A Associação Nacional de Fabricantes de Componentes Automotivos e Empresas Afins (NAACAM) insiste que o governo obrigue os fabricantes internacionais de automóveis a aumentar a participação de conteúdo local nos veículos montados na África do Sul para 60%.
Problemas do Plano Mestre
Atualmente, o Plano Mestre Automobilístico Sul-Africano (SAAM) 2035 está sendo revisado, pois com o ritmo atual é extremamente improvável que ele atinja a meta estabelecida de aumentar o conteúdo de produção local para 60%, o que deveria criar 224.000 empregos.
Posição da NAACAM
O diretor executivo da NAACAM, Renay Mutilial, declarou em entrevista ao representante do sindicato MISA, Fakimile Khlubi-Majole, que a localização é a alavanca mais eficaz para estimular a economia interna, criar empregos e desenvolver habilidades locais, visto que a produção de componentes gera o maior emprego na cadeia de valor da indústria automotiva.
Mutilial citou o Brasil, Tailândia e Turquia, onde os governos impõem condições obrigatórias aos fabricantes originais de equipamentos (OEM). Nessas regiões, o cumprimento dos requisitos de localização estabelecidos pelo estado não é uma opção, mas uma condição para a venda de carros.
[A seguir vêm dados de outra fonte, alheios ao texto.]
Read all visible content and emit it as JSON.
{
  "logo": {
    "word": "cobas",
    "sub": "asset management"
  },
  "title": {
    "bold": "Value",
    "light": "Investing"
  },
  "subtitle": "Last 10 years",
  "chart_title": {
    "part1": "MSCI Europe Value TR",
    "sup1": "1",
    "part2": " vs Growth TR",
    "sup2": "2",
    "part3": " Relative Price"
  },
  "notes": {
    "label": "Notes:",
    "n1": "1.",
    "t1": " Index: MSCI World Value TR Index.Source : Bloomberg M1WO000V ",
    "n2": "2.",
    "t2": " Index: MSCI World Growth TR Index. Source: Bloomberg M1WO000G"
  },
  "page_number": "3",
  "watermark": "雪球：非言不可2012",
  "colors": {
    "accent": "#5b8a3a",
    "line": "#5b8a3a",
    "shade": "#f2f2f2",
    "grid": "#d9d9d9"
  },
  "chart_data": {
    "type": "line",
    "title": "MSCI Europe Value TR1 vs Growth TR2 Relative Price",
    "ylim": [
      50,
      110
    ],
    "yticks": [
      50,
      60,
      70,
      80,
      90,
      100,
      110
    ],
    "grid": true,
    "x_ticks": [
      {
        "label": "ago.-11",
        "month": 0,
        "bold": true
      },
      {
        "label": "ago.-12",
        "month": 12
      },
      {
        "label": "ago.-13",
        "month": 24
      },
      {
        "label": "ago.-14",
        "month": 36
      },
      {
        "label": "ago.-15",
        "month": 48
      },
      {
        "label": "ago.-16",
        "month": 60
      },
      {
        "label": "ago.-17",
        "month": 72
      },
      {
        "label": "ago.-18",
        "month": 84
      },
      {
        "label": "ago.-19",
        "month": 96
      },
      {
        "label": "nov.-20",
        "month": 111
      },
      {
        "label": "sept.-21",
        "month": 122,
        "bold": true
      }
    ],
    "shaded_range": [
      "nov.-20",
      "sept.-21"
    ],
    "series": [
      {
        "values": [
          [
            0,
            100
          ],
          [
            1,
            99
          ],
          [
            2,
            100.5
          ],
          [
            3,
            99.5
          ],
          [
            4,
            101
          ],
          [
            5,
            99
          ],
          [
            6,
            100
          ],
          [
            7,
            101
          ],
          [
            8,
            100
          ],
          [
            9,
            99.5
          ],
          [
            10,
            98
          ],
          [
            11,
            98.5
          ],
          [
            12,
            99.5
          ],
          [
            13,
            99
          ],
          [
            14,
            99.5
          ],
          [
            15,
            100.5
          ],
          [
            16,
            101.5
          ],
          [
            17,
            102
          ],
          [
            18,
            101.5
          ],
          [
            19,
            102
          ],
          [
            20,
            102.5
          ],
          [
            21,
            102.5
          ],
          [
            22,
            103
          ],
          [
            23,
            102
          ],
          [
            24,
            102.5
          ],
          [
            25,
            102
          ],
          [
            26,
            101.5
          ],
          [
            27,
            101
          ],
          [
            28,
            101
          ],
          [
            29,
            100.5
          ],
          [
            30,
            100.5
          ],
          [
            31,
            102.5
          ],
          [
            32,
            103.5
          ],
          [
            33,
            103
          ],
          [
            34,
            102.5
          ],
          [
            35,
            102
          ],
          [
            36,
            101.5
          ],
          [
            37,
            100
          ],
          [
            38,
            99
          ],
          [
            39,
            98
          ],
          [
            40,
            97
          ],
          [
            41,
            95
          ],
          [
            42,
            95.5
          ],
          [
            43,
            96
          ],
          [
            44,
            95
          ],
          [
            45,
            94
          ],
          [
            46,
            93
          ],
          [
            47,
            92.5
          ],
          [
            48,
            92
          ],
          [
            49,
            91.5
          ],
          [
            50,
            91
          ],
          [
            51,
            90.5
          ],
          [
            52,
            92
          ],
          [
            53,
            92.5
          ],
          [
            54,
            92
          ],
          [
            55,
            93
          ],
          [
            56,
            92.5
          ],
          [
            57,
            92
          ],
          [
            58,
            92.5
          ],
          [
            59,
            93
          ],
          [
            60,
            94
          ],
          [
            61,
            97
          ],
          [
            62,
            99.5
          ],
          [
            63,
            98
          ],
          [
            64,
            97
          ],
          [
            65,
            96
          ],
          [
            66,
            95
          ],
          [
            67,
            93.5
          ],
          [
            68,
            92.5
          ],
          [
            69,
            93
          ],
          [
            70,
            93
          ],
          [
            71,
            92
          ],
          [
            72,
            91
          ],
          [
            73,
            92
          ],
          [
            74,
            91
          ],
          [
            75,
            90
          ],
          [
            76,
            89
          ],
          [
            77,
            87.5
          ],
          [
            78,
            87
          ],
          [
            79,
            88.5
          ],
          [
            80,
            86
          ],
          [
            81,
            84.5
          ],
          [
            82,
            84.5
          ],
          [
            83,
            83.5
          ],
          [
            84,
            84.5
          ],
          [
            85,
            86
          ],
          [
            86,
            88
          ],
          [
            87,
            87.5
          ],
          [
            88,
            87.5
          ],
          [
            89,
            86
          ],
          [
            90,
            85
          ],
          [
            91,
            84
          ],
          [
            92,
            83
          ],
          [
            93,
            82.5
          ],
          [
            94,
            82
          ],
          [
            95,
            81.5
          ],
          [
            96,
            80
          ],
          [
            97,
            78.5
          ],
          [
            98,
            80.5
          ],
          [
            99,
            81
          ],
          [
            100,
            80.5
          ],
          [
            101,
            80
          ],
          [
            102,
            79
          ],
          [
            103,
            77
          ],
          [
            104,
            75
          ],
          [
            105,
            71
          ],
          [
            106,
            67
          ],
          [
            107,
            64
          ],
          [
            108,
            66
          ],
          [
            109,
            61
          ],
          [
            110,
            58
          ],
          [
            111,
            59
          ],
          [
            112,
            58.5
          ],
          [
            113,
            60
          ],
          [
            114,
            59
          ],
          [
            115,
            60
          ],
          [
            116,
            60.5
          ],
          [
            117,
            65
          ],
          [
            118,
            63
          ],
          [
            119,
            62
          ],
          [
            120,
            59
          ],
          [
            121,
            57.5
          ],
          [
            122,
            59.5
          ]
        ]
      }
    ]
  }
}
Ele enfatizou: «Não devemos pedir desculpas por isso. A localização garante efetivamente que você obtenha um valor agregado significativo dos OEMs. O padrão global de localização é de 60%. Na África do Sul, estamos presos em 40%, e merecemos mais. Os OEMs na África do Sul recebem muito apoio do governo e da classe trabalhadora. Sentimos que devemos ser decisivos. 60% é a meta no Plano Mestre».
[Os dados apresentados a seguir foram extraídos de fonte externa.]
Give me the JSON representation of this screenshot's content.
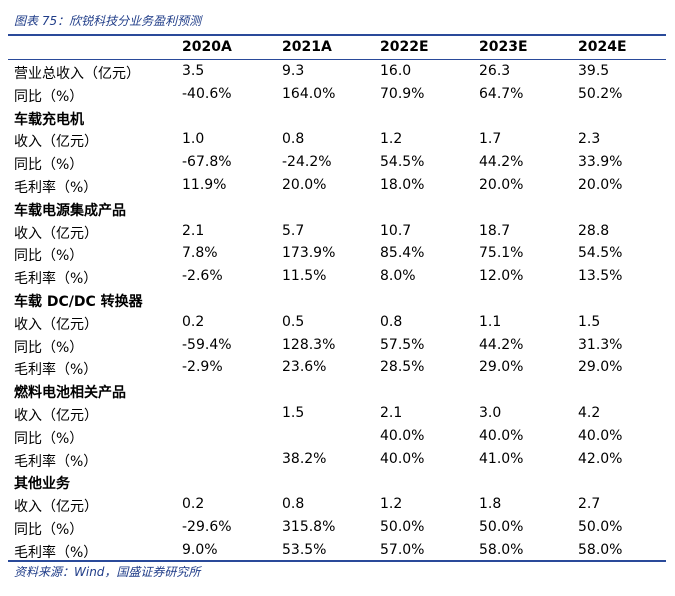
{
  "caption": "图表 75：欣锐科技分业务盈利预测",
  "columns": [
    "2020A",
    "2021A",
    "2022E",
    "2023E",
    "2024E"
  ],
  "rows": [
    {
      "label": "营业总收入（亿元）",
      "values": [
        "3.5",
        "9.3",
        "16.0",
        "26.3",
        "39.5"
      ]
    },
    {
      "label": "同比（%）",
      "values": [
        "-40.6%",
        "164.0%",
        "70.9%",
        "64.7%",
        "50.2%"
      ]
    },
    {
      "label": "车载充电机",
      "section": true,
      "values": [
        "",
        "",
        "",
        "",
        ""
      ]
    },
    {
      "label": "收入（亿元）",
      "values": [
        "1.0",
        "0.8",
        "1.2",
        "1.7",
        "2.3"
      ]
    },
    {
      "label": "同比（%）",
      "values": [
        "-67.8%",
        "-24.2%",
        "54.5%",
        "44.2%",
        "33.9%"
      ]
    },
    {
      "label": "毛利率（%）",
      "values": [
        "11.9%",
        "20.0%",
        "18.0%",
        "20.0%",
        "20.0%"
      ]
    },
    {
      "label": "车载电源集成产品",
      "section": true,
      "values": [
        "",
        "",
        "",
        "",
        ""
      ]
    },
    {
      "label": "收入（亿元）",
      "values": [
        "2.1",
        "5.7",
        "10.7",
        "18.7",
        "28.8"
      ]
    },
    {
      "label": "同比（%）",
      "values": [
        "7.8%",
        "173.9%",
        "85.4%",
        "75.1%",
        "54.5%"
      ]
    },
    {
      "label": "毛利率（%）",
      "values": [
        "-2.6%",
        "11.5%",
        "8.0%",
        "12.0%",
        "13.5%"
      ]
    },
    {
      "label": "车载 DC/DC 转换器",
      "section": true,
      "values": [
        "",
        "",
        "",
        "",
        ""
      ]
    },
    {
      "label": "收入（亿元）",
      "values": [
        "0.2",
        "0.5",
        "0.8",
        "1.1",
        "1.5"
      ]
    },
    {
      "label": "同比（%）",
      "values": [
        "-59.4%",
        "128.3%",
        "57.5%",
        "44.2%",
        "31.3%"
      ]
    },
    {
      "label": "毛利率（%）",
      "values": [
        "-2.9%",
        "23.6%",
        "28.5%",
        "29.0%",
        "29.0%"
      ]
    },
    {
      "label": "燃料电池相关产品",
      "section": true,
      "values": [
        "",
        "",
        "",
        "",
        ""
      ]
    },
    {
      "label": "收入（亿元）",
      "values": [
        "",
        "1.5",
        "2.1",
        "3.0",
        "4.2"
      ]
    },
    {
      "label": "同比（%）",
      "values": [
        "",
        "",
        "40.0%",
        "40.0%",
        "40.0%"
      ]
    },
    {
      "label": "毛利率（%）",
      "values": [
        "",
        "38.2%",
        "40.0%",
        "41.0%",
        "42.0%"
      ]
    },
    {
      "label": "其他业务",
      "section": true,
      "values": [
        "",
        "",
        "",
        "",
        ""
      ]
    },
    {
      "label": "收入（亿元）",
      "values": [
        "0.2",
        "0.8",
        "1.2",
        "1.8",
        "2.7"
      ]
    },
    {
      "label": "同比（%）",
      "values": [
        "-29.6%",
        "315.8%",
        "50.0%",
        "50.0%",
        "50.0%"
      ]
    },
    {
      "label": "毛利率（%）",
      "values": [
        "9.0%",
        "53.5%",
        "57.0%",
        "58.0%",
        "58.0%"
      ]
    }
  ],
  "source": "资料来源：Wind，国盛证券研究所"
}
Na opinião de Mutilial, essa meta existe apenas no papel e carece da vontade política necessária para garantir seu alcance.
Apoio dos Sindicatos e Opinião Especializada
A MISA, o principal sindicato da indústria de varejo automotiva e representando 79.000 membros, apoia o ponto de vista da NAACAM. O sindicato observou que a criação de empregos dignos e sustentáveis está no centro do Plano Mestre.
O diretor executivo de operações da MISA, Martle Kater, afirmou em um comunicado que «não é infundado exigir dos OEMs que produzem localmente e recebem incentivos significativos do governo que assumam o compromisso de criar empregos de produção reais».
Marin Firi, diretora da Oxyon People Solutions, observou no início deste ano que as marcas chinesas de automóveis lideram o mercado de veículos elétricos (VE) em todo o mundo e pretendem permanecer na África do Sul. No entanto, segundo ela, a oportunidade reside em encorajar essas marcas a utilizar empresas existentes, trabalhadores locais qualificados e fornecedores locais.
Isso permitiria passar da importação de carros para sua produção local, o que está alinhado com os objetivos de crescimento da indústria verde. Firi acrescentou que a localização da África do Sul dá acesso aos mercados sul-africanos sem tarifas dentro da Zona de Livre Comércio Continental Africana, e os acordos comerciais abrem portas para a Europa e além. Com uma cadeia de suprimentos confiável, o país pode se tornar uma base para a produção de VE, se a política apoiar isso.
No entanto, Firi apontou que os custos de produção na África do Sul são mais altos do que na China. Embora os recentes incentivos fiscais para investimentos em veículos de combustível de hidrogênio e VE sejam um bom começo, é preciso mais. «Precisamos de descontos para empresas que contratam moradores locais e cumprem as regras de conteúdo. Além disso, deve haver financiamento para a modernização das fábricas e para ajudar os fornecedores na transição para peças de VE. Sem um plano de redução de custos, os investimentos irão para outros países», declarou Firi em seu comunicado.